Emma la trouvant à peu près déterminée à quitter la musique, n’eut plus rien à dire ; et après un moment de silence, madame Elton parla d’autres choses.

« Nous avons été à Randalls, dit-elle ; nous avons trouvé tout le monde à la maison. M. et madame Weston paraissent fort aimables ; ils me plaisent infiniment. Madame Weston semble être une excellente créature ; je suis enchantée d’elle. Elle a été votre gouvernante, je crois ? »

Emma fut si étonnée d’un pareil propos, qu’elle ne put répondre ; mais madame Elton, sans y faire attention, continua.

« Avant su cela, j’ai été surprise de lui trouver l’air d’une dame, tout à fait les manières d’une femme comme il faut. »

« Les manières de madame Weston, dit Emma, ont toujours été distinguées par la propriété, la simplicité et l’élégance.

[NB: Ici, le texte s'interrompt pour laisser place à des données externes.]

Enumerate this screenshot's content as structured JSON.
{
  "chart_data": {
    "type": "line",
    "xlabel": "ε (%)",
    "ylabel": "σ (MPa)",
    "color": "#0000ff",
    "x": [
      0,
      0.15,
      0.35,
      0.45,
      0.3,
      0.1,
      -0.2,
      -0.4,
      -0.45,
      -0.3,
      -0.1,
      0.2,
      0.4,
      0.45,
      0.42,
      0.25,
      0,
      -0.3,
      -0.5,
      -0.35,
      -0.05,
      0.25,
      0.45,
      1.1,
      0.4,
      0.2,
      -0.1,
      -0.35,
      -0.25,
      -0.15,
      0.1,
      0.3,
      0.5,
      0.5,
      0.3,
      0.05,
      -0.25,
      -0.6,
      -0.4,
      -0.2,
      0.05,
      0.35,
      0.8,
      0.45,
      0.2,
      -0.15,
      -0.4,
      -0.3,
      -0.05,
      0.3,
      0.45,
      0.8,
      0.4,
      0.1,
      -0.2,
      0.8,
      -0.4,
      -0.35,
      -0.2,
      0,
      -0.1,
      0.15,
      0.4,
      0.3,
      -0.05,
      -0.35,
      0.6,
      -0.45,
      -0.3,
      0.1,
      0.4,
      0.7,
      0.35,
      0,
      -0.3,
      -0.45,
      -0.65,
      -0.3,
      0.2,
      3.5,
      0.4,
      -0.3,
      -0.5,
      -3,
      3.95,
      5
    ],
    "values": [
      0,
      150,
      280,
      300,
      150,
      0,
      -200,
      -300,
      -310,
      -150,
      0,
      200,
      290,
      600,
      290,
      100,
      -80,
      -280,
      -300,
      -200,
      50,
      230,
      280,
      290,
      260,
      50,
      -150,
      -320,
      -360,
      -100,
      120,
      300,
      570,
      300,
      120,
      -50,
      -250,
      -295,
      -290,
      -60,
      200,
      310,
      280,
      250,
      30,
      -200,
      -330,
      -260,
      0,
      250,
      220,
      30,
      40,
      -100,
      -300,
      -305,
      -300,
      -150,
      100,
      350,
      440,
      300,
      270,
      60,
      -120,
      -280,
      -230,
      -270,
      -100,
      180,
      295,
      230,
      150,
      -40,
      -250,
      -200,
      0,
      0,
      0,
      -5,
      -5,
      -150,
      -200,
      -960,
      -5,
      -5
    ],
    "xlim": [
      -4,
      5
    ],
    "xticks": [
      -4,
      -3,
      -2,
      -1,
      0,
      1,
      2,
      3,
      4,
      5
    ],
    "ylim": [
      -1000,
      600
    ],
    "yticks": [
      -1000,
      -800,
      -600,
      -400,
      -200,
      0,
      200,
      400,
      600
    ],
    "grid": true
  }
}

Elle a toujours pu servir d’exemple aux jeunes personnes de son sexe. »

« Et qui croiriez-vous qui est venu pendant que nous y étions ? »

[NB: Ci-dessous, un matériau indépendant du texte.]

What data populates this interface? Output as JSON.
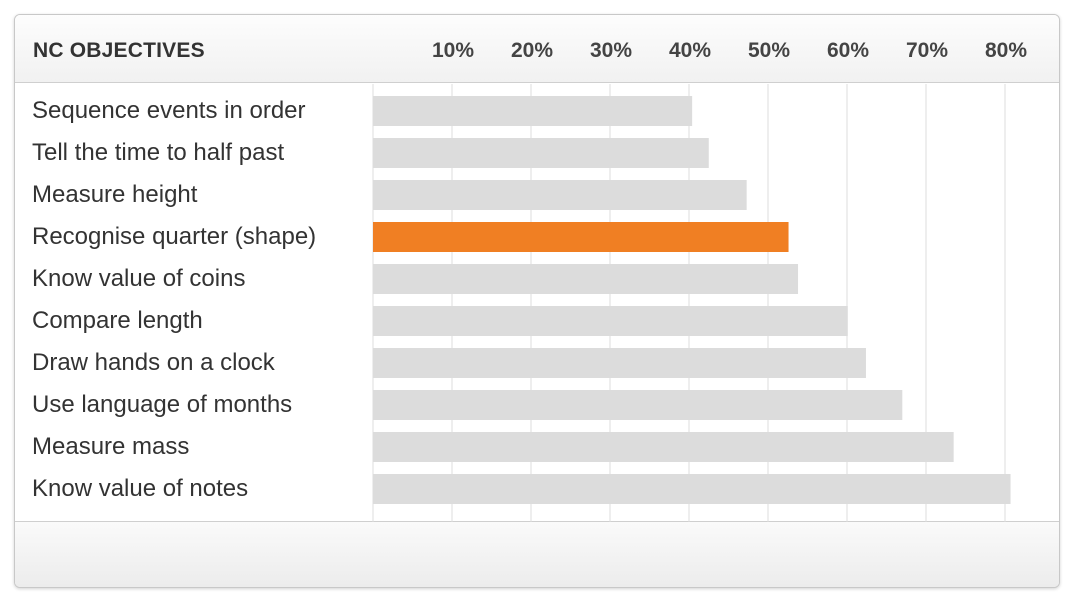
{
  "header": {
    "title": "NC OBJECTIVES"
  },
  "colors": {
    "bar": "#dcdcdc",
    "highlight": "#f07f23",
    "grid": "#dcdcdc"
  },
  "chart_data": {
    "type": "bar",
    "orientation": "horizontal",
    "title": "",
    "xlabel": "",
    "ylabel": "",
    "xlim": [
      0,
      81
    ],
    "ticks": [
      10,
      20,
      30,
      40,
      50,
      60,
      70,
      80
    ],
    "tick_labels": [
      "10%",
      "20%",
      "30%",
      "40%",
      "50%",
      "60%",
      "70%",
      "80%"
    ],
    "grid": true,
    "categories": [
      "Sequence events in order",
      "Tell the time to half past",
      "Measure height",
      "Recognise quarter (shape)",
      "Know value of coins",
      "Compare length",
      "Draw hands on a clock",
      "Use language of months",
      "Measure mass",
      "Know value of notes"
    ],
    "values": [
      40.4,
      42.5,
      47.3,
      52.6,
      53.8,
      60.1,
      62.4,
      67.0,
      73.5,
      80.7
    ],
    "highlight_index": 3
  }
}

Emma ne put le deviner ; cependant le ton de sa question annonçait quelqu’un de connaissance.

« Knightley ! continua madame Elton, Knightley en personne ! N’était-ce pas heureux ? car n’étant pas à la maison lorsqu’il y passa l’autre jour, je ne l’avais pas encore vu, et comme c’est l’ami intime de M. E…, je mourais d’envie de le connaître ; et je rends justice à mon cara sposo, et dire qu’il ne devait pas avoir honte de son ami. Knightley a l’air et les manières d’un homme comme il faut ; je suis enchantée de lui ; tout en lui annonce l’homme bien né. »

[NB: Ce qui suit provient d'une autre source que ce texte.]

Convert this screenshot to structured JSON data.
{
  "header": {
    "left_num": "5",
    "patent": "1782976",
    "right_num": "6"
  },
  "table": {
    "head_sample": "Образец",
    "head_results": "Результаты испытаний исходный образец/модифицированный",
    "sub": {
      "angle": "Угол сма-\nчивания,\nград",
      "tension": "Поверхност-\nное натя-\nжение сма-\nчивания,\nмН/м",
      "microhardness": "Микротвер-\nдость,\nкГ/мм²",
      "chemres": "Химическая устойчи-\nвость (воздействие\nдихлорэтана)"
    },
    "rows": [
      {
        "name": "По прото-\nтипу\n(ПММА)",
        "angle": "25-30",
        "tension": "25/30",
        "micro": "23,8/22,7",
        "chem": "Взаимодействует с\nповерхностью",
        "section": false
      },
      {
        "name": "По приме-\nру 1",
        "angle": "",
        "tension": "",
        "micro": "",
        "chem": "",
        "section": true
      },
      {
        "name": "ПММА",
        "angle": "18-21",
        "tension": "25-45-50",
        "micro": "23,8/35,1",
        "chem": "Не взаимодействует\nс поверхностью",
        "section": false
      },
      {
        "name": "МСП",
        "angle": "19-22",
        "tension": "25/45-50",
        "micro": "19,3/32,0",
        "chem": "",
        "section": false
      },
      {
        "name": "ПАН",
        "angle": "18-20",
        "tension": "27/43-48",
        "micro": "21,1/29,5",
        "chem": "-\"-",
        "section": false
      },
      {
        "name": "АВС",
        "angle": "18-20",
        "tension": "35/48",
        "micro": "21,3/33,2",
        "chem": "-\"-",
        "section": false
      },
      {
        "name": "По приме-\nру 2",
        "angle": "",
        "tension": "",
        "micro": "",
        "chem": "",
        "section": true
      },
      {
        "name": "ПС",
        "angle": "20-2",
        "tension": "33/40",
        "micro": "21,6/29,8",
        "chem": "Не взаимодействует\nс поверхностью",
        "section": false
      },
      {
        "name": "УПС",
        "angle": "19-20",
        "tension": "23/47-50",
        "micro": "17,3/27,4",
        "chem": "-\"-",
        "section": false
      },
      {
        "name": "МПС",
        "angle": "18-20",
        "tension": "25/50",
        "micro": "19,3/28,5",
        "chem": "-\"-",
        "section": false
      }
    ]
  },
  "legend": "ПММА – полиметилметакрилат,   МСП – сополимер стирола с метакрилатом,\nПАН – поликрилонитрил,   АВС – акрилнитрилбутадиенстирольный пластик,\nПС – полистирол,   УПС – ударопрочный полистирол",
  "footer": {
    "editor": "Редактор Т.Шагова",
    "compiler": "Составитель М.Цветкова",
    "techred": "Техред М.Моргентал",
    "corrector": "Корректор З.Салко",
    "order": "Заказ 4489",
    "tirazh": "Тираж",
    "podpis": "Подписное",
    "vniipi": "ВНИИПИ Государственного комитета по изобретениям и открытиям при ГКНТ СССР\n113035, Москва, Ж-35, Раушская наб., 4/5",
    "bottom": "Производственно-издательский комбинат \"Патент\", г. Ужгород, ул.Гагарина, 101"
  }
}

Heureusement il était temps que la visite finît ; ils partirent, et Emma put respirer. Femme insupportable, s’écria-t-elle, pire que je ne me l’étais imaginé ! Knightley ! je n’aurais pas pu le croire. Knightley, qu’elle n’a jamais vu, et l’appeler Knightley tout court ! Et d’avoir découvert qu’il avait l’air d’un homme comme il faut ! Une petite parvenue, commune, avec M. E. et son cara sposo, ses ressources personnelles, ses airs et ses prétentions des halles. Elle a eu l’esprit de s’apercevoir que M. Knightley est un homme bien né. Je ne crois pas qu’il lui fasse le même compliment, et qu’il la prenne pour une femme bien née. Je ne l’aurais jamais cru. Et de prétendre qu’elle et moi formions une société musicale ! On croirait que nous sommes intimes. Et madame Weston, elle est surprise que la personne qui m’a élevée ait l’air d’une dame. De pis en pis. Je n’ai encore vu rien de semblable. Henriette est de cent piques au-dessus d’elle. Que dirait Frank Churchill, s’il était ici ? Combien cela l’amuserait ! Que lui dirait-il ? Ha ! m’y voici ; je me surprends à penser à lui. Frank Churchill se place comme de lui-même dans mon esprit. »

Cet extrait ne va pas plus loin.